The Blazers, now 5-2-0-0 against the Bruins, seemed to have this game under control until early in the third period. At one point in the first period, the Blazers had a 7-1 edge in shots on goal. By game’s end, Chilliwack led, 32-31.
“I saw it in Portland when we had a really young team,” Mucha said. “This is just a young team. It’s mental. It’s (a lack of) experience.”
Centre C.J. Stretch had two of the Blazers’ goals, with winger Brendan Ranford, the home team’s best skater in this one, drawing assists on both of them. Centre Dalibor Bortnak and left-winger Ryan Hanes, with his second of the season, also scored for the Blazers.
Centre Roman Horak, finishing off a 2-on-1 with Howse, and Crooks, at 17:22 of the third, had the Bruins other goals.

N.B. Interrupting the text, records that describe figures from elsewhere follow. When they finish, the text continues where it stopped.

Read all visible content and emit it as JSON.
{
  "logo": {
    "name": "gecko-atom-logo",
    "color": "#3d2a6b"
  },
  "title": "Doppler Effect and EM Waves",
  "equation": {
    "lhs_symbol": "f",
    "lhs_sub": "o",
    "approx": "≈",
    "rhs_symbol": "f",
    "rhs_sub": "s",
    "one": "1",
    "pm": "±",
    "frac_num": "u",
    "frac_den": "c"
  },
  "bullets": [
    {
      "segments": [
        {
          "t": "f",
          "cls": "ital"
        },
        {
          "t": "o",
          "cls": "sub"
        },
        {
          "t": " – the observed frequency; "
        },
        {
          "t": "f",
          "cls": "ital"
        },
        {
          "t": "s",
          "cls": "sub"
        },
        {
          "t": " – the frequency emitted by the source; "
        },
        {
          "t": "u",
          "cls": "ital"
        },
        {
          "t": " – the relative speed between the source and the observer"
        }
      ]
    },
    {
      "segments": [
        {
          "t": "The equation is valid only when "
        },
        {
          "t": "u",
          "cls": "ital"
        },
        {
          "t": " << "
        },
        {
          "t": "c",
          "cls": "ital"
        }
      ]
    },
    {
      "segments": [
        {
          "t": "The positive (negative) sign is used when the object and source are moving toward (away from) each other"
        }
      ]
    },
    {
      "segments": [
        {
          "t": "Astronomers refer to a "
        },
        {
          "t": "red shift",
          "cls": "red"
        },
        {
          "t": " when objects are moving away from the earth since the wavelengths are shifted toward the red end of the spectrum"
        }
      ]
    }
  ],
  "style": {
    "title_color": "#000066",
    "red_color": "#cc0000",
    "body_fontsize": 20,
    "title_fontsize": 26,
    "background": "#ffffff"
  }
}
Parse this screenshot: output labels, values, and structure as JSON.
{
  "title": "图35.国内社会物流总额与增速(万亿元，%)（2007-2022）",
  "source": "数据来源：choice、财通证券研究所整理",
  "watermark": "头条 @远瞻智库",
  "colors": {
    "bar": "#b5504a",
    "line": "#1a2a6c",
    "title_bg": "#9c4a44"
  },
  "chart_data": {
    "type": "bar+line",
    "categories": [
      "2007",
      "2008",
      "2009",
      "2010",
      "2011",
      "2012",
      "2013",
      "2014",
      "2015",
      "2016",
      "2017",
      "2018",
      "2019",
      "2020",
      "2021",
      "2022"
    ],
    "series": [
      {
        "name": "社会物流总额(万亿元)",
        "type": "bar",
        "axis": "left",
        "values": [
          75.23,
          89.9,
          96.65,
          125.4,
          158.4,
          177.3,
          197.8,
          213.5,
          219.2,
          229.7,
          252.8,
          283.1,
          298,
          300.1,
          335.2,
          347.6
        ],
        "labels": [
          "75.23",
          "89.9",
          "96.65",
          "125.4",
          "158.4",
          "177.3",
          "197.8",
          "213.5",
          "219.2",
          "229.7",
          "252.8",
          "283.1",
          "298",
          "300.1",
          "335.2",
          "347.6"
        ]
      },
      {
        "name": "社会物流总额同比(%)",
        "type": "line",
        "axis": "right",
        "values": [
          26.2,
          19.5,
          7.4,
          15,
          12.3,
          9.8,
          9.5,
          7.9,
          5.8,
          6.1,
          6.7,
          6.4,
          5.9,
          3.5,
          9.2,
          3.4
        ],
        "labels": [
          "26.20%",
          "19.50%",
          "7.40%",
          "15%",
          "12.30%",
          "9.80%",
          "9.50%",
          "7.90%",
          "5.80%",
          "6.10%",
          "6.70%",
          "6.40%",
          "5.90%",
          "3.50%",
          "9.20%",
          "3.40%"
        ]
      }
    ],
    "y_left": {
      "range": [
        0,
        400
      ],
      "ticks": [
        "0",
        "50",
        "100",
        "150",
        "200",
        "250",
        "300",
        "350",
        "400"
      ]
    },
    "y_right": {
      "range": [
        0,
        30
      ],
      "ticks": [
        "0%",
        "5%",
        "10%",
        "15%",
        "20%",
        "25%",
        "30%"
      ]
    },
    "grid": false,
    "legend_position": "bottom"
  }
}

JUST NOTES: Referees Jeff Ingram and Brett Montsion gave the Blazers eight of 15 minors, three of six majors and a misconduct. . . . That included a triple minor to Chilliwack D Zach Habscheid after a particularly nasty whack job on Kamloops RW Dylan Willick midway through the third. . . . The Bruins were 0-for-7 on the PP; the Blazers were 0-for-6. . . . The Daily News’ Three Stars: 1. Mucha — credit him with this victory; 2. Ranford — he led the way up front; 3. Willick — set the tone for the penalty-killers. . . . The Blazers are back home Tuesday, 7 p.m., against the Spokane Chiefs. . . . Kamloops native Casey Pierro-Zabotel is on the move from the ECHL’s Wheeling Nailers to the AHL’s Wilkes-Barre/Scranton Penguins. The NHL’s Pittsburgh Penguins, who selected him in the third round of the 2007 draft, made the move Friday. Pierro-Zabotel, 21, had 33 points in 38 games with the Nailers. He won the WHL scoring title last season when he put up 115 points with the Vancouver Giants.